Research On Forensic Investigation Of Ai-Generated Deepfake Audio And Video Evidence In Criminal Trials
Case 1: Eric Eiswert / Dazhon Darien – Maryland AI Voice-Cloning Deepfake (2025)
Facts:
Dazhon Darien, an athletic director, used AI software to generate a voice clone of principal Eric Eiswert. The AI-generated recording made it sound as if Eiswert made racist and offensive remarks, which were circulated among school staff and on social media.
Forensic Investigation:
Digital forensic experts analyzed the recording’s metadata and identified evidence of AI manipulation and splicing.
IP tracing linked the recording’s creation and dissemination to Darien’s devices.
Experts compared the voice patterns against known samples of Eiswert’s voice to confirm synthetic cloning.
Legal Outcome:
Darien entered an Alford plea to a misdemeanor charge of disrupting school operations and received four months in jail.
Key Lessons:
Voice-cloning deepfakes can constitute criminally actionable impersonation.
Chain of custody and expert testimony were critical in linking the synthetic audio to the defendant.
Case 2: Dubai Family Court – Deepfake Audio in Custody Dispute (2020)
Facts:
In a child custody dispute, a recording purportedly captured the father making violent threats. The mother presented the recording as evidence in court, but the father claimed it was a deepfake.
Forensic Investigation:
Analysts examined audio metadata, revealing inconsistencies in timestamps and encoding.
Spectral analysis indicated artificial voice synthesis rather than a natural human recording.
The court considered testimony from digital forensics experts about the manipulation signs.
Legal Outcome:
The court rejected the recording as authentic evidence. While not widely published, the decision underscored the ability of deepfake audio to be challenged in legal proceedings.
Key Lessons:
Courts in non-criminal contexts are encountering deepfake evidence.
Forensic authentication and expert testimony are decisive in disputes over synthetic recordings.
Case 3: Arijit Singh v. Codible Ventures LLP – AI Voice Cloning in Commercial Use (India, 2024)
Facts:
The famous Indian singer Arijit Singh sued a company for using AI-generated voice and likeness in promotional videos without permission. The company’s use of AI-generated audio and video amounted to unauthorized exploitation of his personality rights.
Forensic Investigation:
Experts compared the cloned voice to verified samples of Singh’s recordings.
Analysis of video frames revealed AI-generated facial features and lip movements.

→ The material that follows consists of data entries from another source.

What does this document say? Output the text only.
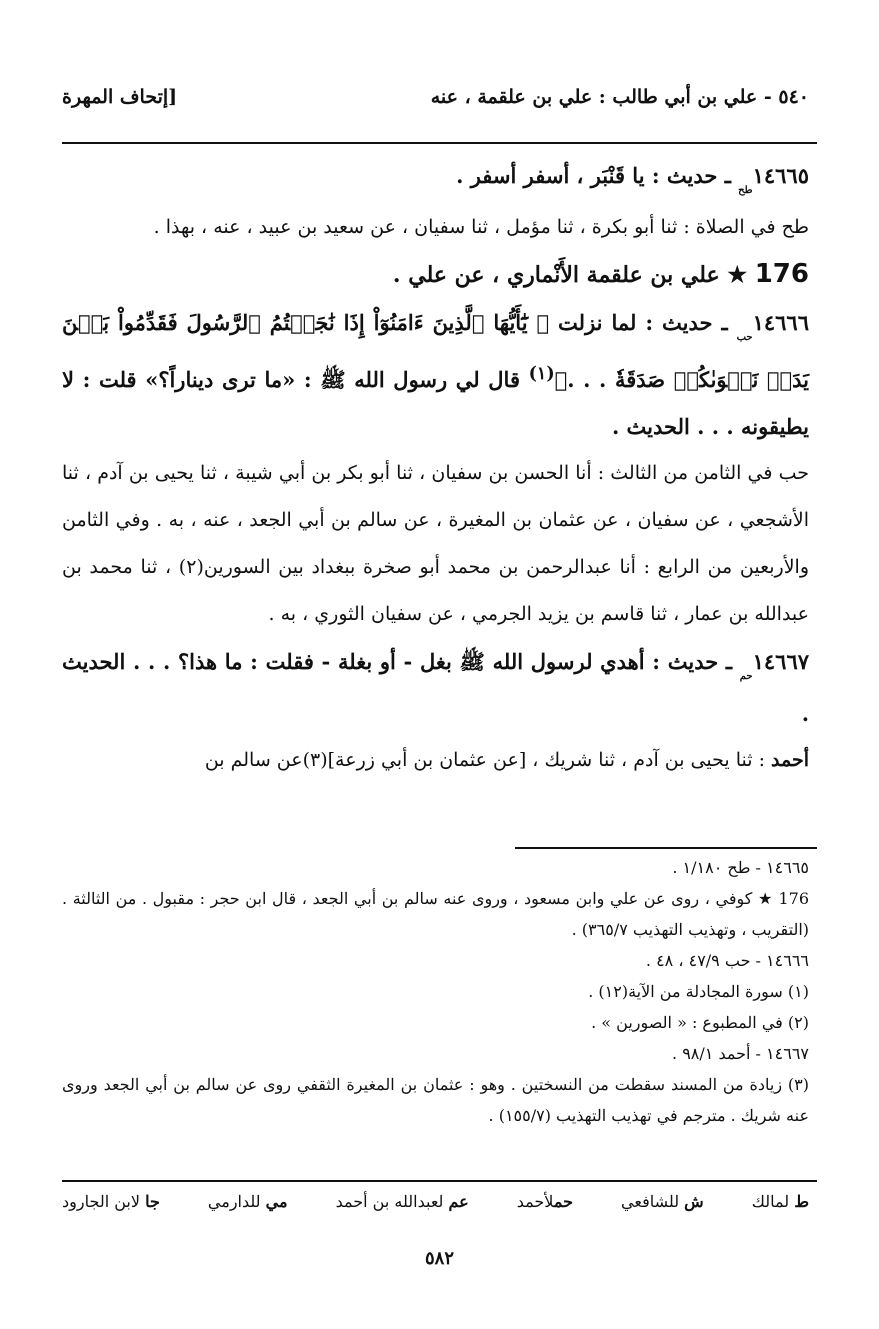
٥٤٠ - علي بن أبي طالب : علي بن علقمة ، عنه
[إتحاف المهرة

$١٤٦٦٥_{طح}$ ـ حديث : يا قَنْبَر ، أسفر أسفر .

طح في الصلاة : ثنا أبو بكرة ، ثنا مؤمل ، ثنا سفيان ، عن سعيد بن عبيد ، عنه ، بهذا .

176 ★ علي بن علقمة الأَنْماري ، عن علي .

$١٤٦٦٦_{حب}$ ـ حديث : لما نزلت ﴿ يَٰٓأَيُّهَا ٱلَّذِينَ ءَامَنُوٓاْ إِذَا نَٰجَيۡتُمُ ٱلرَّسُولَ فَقَدِّمُواْ بَيۡنَ يَدَيۡ نَجۡوَىٰكُمۡ صَدَقَةٗ . . .﴾$^{(١)}$ قال لي رسول الله ﷺ : «ما ترى ديناراً؟» قلت : لا يطيقونه . . . الحديث .

حب في الثامن من الثالث : أنا الحسن بن سفيان ، ثنا أبو بكر بن أبي شيبة ، ثنا يحيى بن آدم ، ثنا الأشجعي ، عن سفيان ، عن عثمان بن المغيرة ، عن سالم بن أبي الجعد ، عنه ، به . وفي الثامن والأربعين من الرابع : أنا عبدالرحمن بن محمد أبو صخرة ببغداد بين السورين(٢) ، ثنا محمد بن عبدالله بن عمار ، ثنا قاسم بن يزيد الجرمي ، عن سفيان الثوري ، به .

$١٤٦٦٧_{حم}$ ـ حديث : أهدي لرسول الله ﷺ بغل - أو بغلة - فقلت : ما هذا؟ . . . الحديث .

أحمد : ثنا يحيى بن آدم ، ثنا شريك ، [عن عثمان بن أبي زرعة](٣)عن سالم بن

١٤٦٦٥ - طح ١/١٨٠ .

176 ★ كوفي ، روى عن علي وابن مسعود ، وروى عنه سالم بن أبي الجعد ، قال ابن حجر : مقبول . من الثالثة . (التقريب ، وتهذيب التهذيب ٣٦٥/٧) .

١٤٦٦٦ - حب ٤٧/٩ ، ٤٨ .

(١) سورة المجادلة من الآية(١٢) .

(٢) في المطبوع : « الصورين » .

١٤٦٦٧ - أحمد ٩٨/١ .

(٣) زيادة من المسند سقطت من النسختين . وهو : عثمان بن المغيرة الثقفي روى عن سالم بن أبي الجعد وروى عنه شريك . مترجم في تهذيب التهذيب (١٥٥/٧) .

ط لمالك
ش للشافعي
حملأحمد
عم لعبدالله بن أحمد
مي للدارمي
جا لابن الجارود
٥٨٢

The forensic report demonstrated that no original recordings of Singh were used; the content was fully synthetic.
Legal Outcome:
The court granted relief to Singh, recognizing that AI-generated use of his voice and likeness without consent violated his personality and copyright rights.
Key Lessons:
Deepfake evidence is not limited to criminal trials—it also raises civil liability issues.
Authentication of synthetic media is central to proving unauthorized use in court.

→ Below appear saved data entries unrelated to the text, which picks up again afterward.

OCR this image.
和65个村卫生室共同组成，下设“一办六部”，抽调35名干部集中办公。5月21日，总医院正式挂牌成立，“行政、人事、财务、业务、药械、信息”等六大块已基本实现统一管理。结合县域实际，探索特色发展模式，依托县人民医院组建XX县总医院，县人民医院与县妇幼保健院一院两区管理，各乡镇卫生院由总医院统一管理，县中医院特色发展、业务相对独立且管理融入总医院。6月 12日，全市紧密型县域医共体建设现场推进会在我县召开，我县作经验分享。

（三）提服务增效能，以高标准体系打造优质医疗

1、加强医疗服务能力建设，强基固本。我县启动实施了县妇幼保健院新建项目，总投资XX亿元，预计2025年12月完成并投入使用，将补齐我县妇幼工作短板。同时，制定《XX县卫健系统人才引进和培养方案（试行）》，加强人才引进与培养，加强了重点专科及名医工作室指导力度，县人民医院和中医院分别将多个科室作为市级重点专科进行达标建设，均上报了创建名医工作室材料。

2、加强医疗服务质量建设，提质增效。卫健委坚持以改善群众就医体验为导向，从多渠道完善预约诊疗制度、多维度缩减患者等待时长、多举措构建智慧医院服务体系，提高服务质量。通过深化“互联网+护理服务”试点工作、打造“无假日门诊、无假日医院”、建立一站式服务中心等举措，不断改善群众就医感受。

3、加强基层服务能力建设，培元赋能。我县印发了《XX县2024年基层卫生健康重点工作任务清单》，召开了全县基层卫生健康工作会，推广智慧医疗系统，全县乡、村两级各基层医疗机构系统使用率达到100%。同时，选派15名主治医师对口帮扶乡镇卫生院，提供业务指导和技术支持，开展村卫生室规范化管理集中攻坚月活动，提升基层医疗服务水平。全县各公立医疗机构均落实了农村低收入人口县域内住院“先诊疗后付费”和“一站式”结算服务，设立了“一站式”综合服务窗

Case 4: Corporate Fraud – AI Voice Cloning Heist (~US$35 million)
Facts:
Criminals used an AI-generated voice clone of a corporate executive to instruct a bank manager to transfer $35 million fraudulently. The AI voice mimicked the executive’s speech and was combined with forged emails.
Forensic Investigation:
Investigators analyzed the transaction trail alongside the voice recordings.
Audio forensic experts detected anomalies typical of synthetic voice generation.

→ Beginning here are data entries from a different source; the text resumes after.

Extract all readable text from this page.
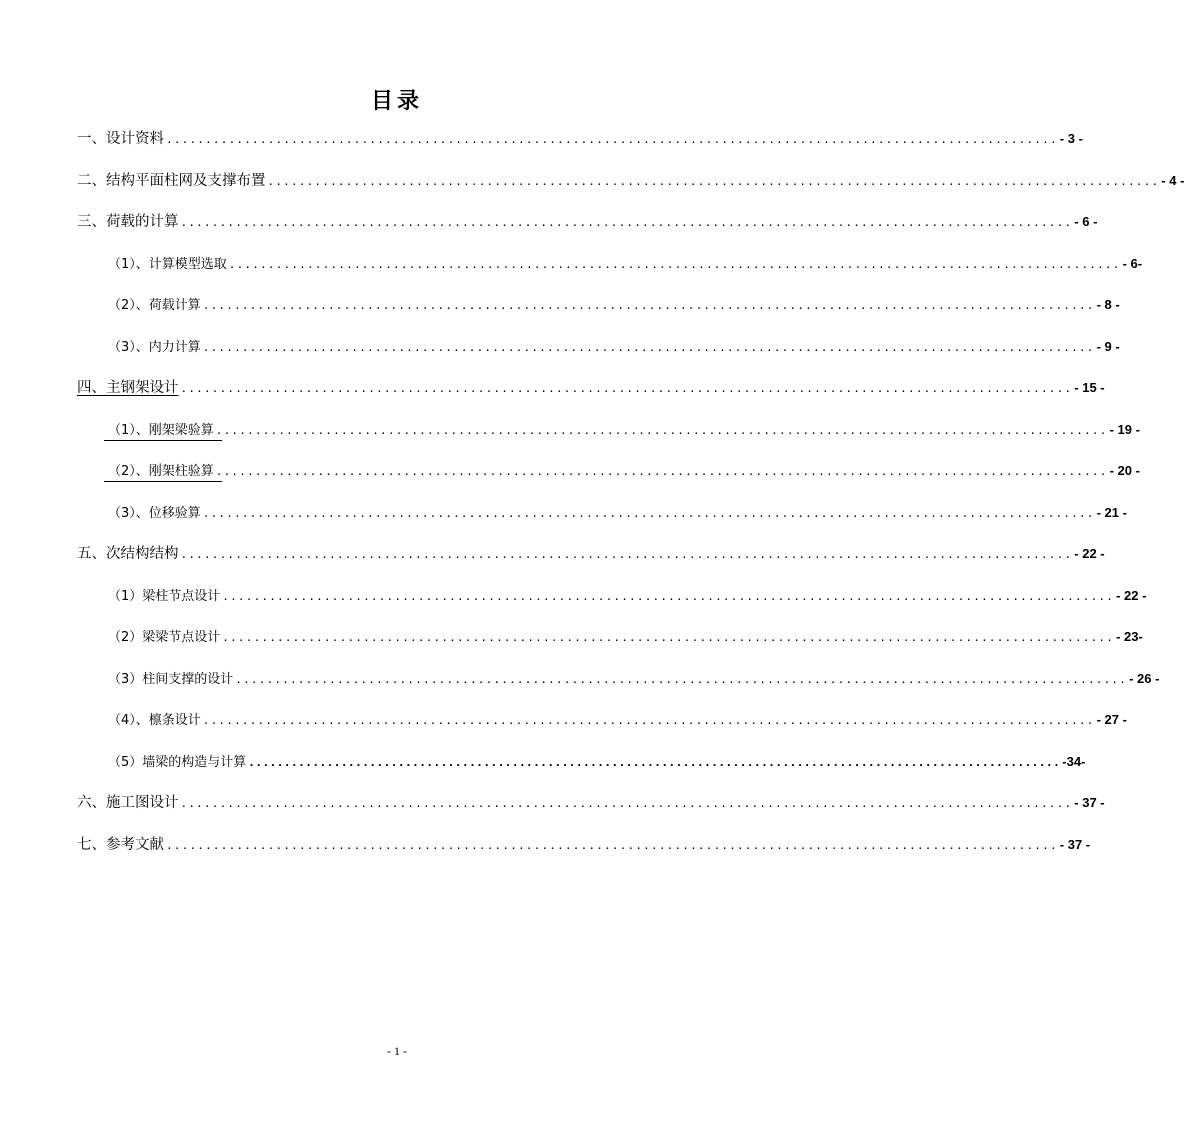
目录
一、设计资料 .................................................................................................................. - 3 -
二、结构平面柱网及支撑布置 .................................................................................................................. - 4 -
三、荷载的计算 .................................................................................................................. - 6 -
（1）、计算模型选取 .................................................................................................................. - 6-
（2）、荷载计算 .................................................................................................................. - 8 -
（3）、内力计算 .................................................................................................................. - 9 -
四、主钢架设计 .................................................................................................................. - 15 -
（1）、刚架梁验算 .................................................................................................................. - 19 -
（2）、刚架柱验算 .................................................................................................................. - 20 -
（3）、位移验算 .................................................................................................................. - 21 -
五、次结构结构 .................................................................................................................. - 22 -
（1）梁柱节点设计 .................................................................................................................. - 22 -
（2）梁梁节点设计 .................................................................................................................. - 23-
（3）柱间支撑的设计 .................................................................................................................. - 26 -
（4）、檩条设计 .................................................................................................................. - 27 -
（5）墙梁的构造与计算 .................................................................................................................. -34-
六、施工图设计 .................................................................................................................. - 37 -
七、参考文献 .................................................................................................................. - 37 -
- 1 -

Digital evidence linking the bank instructions to the perpetrators’ devices helped establish culpability.
Legal Outcome:
Although this case did not result in a fully published criminal precedent, it is widely recognized as a major example of AI-assisted financial fraud.
Key Lessons:
Deepfake audio can facilitate large-scale financial fraud.
Forensic investigation must integrate both digital media analysis and financial transaction tracing.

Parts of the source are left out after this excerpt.